Do you know the power a female weaver bird has? Ha! Unlike her human counterparts. she has not been taught to be coy and subservient when it comes to expressing her views. She is not the, jo aap kahe (whatever you say) type. In matters that concern her, she has a voice and uses it.
The male weaver bird, in charge of making a nest, expertly weaves blades of grass and leaves from nearby trees (after first fastening it to the branch of a tree) to make one. Phew, he says once it is done. Now to interest someone, not just anyone mind you, it has to be a female weaver bird, to come and live with me.
With this in mind, he hangs upside down at the bottom near the entry to his nest, flutters his wings, sings his song. Not everyone’s idea of what sets a heart aflutter. But there you have it, this is how weaver birds play the love game. Along comes a female bird. Ha, someone’s done with nest-building. Let’s take a look and see if it is any good.

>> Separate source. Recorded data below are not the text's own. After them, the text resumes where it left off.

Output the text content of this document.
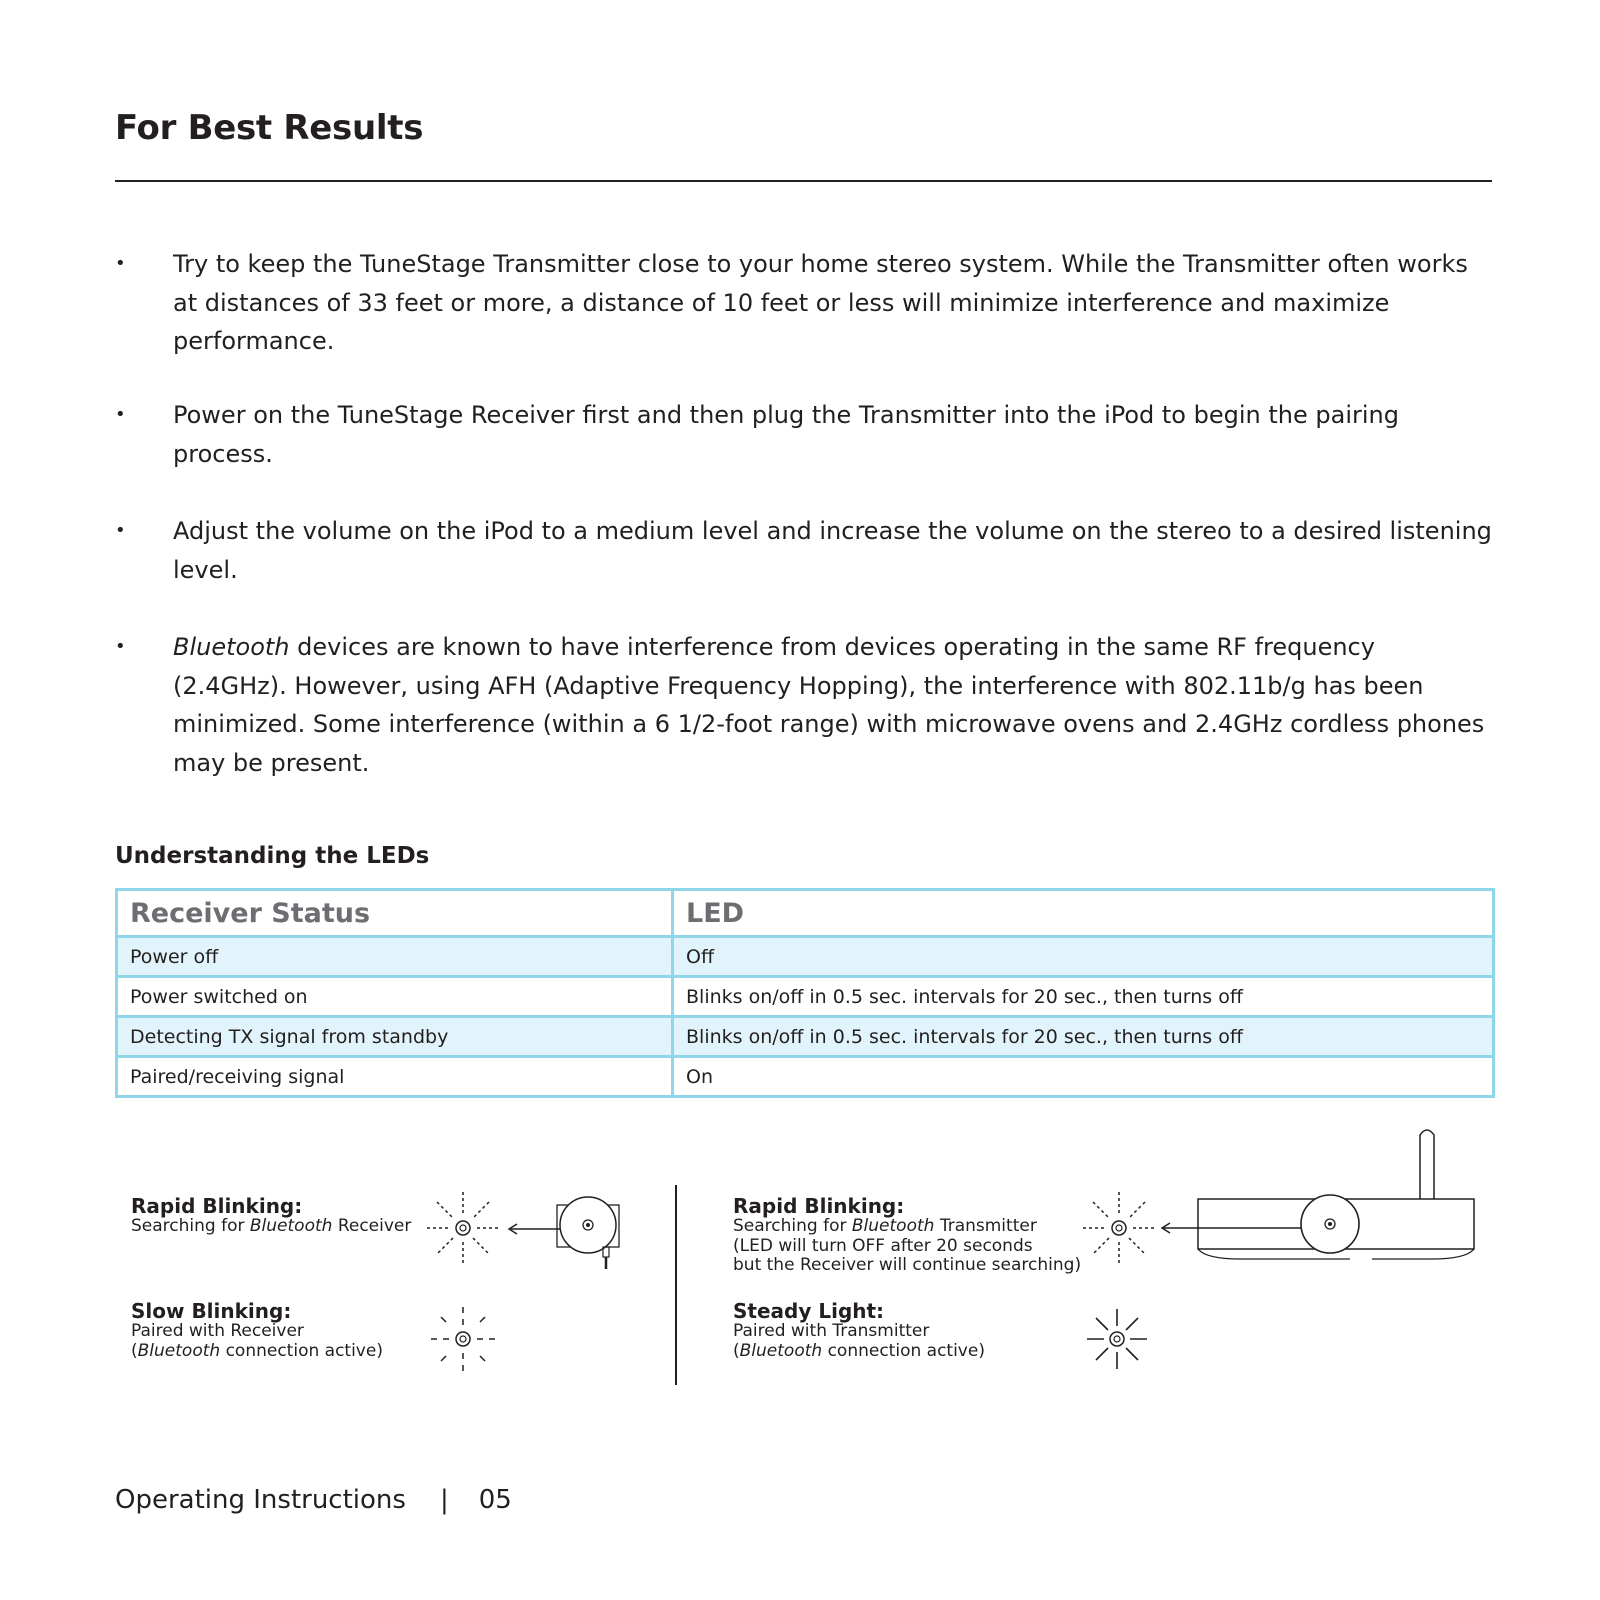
For Best Results
•	Try to keep the TuneStage Transmitter close to your home stereo system. While the Transmitter often works at distances of 33 feet or more, a distance of 10 feet or less will minimize interference and maximize performance.
•	Power on the TuneStage Receiver first and then plug the Transmitter into the iPod to begin the pairing process.
•	Adjust the volume on the iPod to a medium level and increase the volume on the stereo to a desired listening level.
•	Bluetooth devices are known to have interference from devices operating in the same RF frequency (2.4GHz). However, using AFH (Adaptive Frequency Hopping), the interference with 802.11b/g has been minimized. Some interference (within a 6 1/2-foot range) with microwave ovens and 2.4GHz cordless phones may be present.
Understanding the LEDs
Receiver Status	LED
Power off	Off
Power switched on	Blinks on/off in 0.5 sec. intervals for 20 sec., then turns off
Detecting TX signal from standby	Blinks on/off in 0.5 sec. intervals for 20 sec., then turns off
Paired/receiving signal	On
Rapid Blinking:
Searching for Bluetooth Receiver
Slow Blinking:
Paired with Receiver
(Bluetooth connection active)
Rapid Blinking:
Searching for Bluetooth Transmitter
(LED will turn OFF after 20 seconds
but the Receiver will continue searching)
Steady Light:
Paired with Transmitter
(Bluetooth connection active)
Operating Instructions | 05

She peers in. If she doesn’t like that first look she flies away… or (here’s where I go all wide-eyed), in some cases, she destroys the whole nest. Yup, it becomes nothing but rubble.. er, I mean dried leaves and grass on the ground. She then goes away to wait on a branch of a tree nearby to wait and see if he can do better.
The male bird starts afresh, if the nest has been completely destroyed, if not, he removes parts from here and there and rebuilds, weaving more blades of grass and leaves making it securer, sturdier. Again he sings, calling out to the female. The solo inspection team promptly flies down, peers inside, walks in, shakes the nest a good deal (gotta check if it can be safe on a windy day, right?). Sheesh, this feller has a lot more to learn. She flies off.
This continues four to five times and as per some human eye-witnesses in one case, a good twenty-five times! Only, and ONLY when she is sure about her living quarters does the female bird move in. After all she has to think about the safety of the eggs she is to lay and the chicks that are to hatch.
Did you notice one thing? The female bird says ‘no’ multiple times and the male bird does not flip at all. Some strength of character, that. If a human male hears a ‘no’ most times he takes it as an affront to his masculinity. A ‘no’ can even get a human female killed.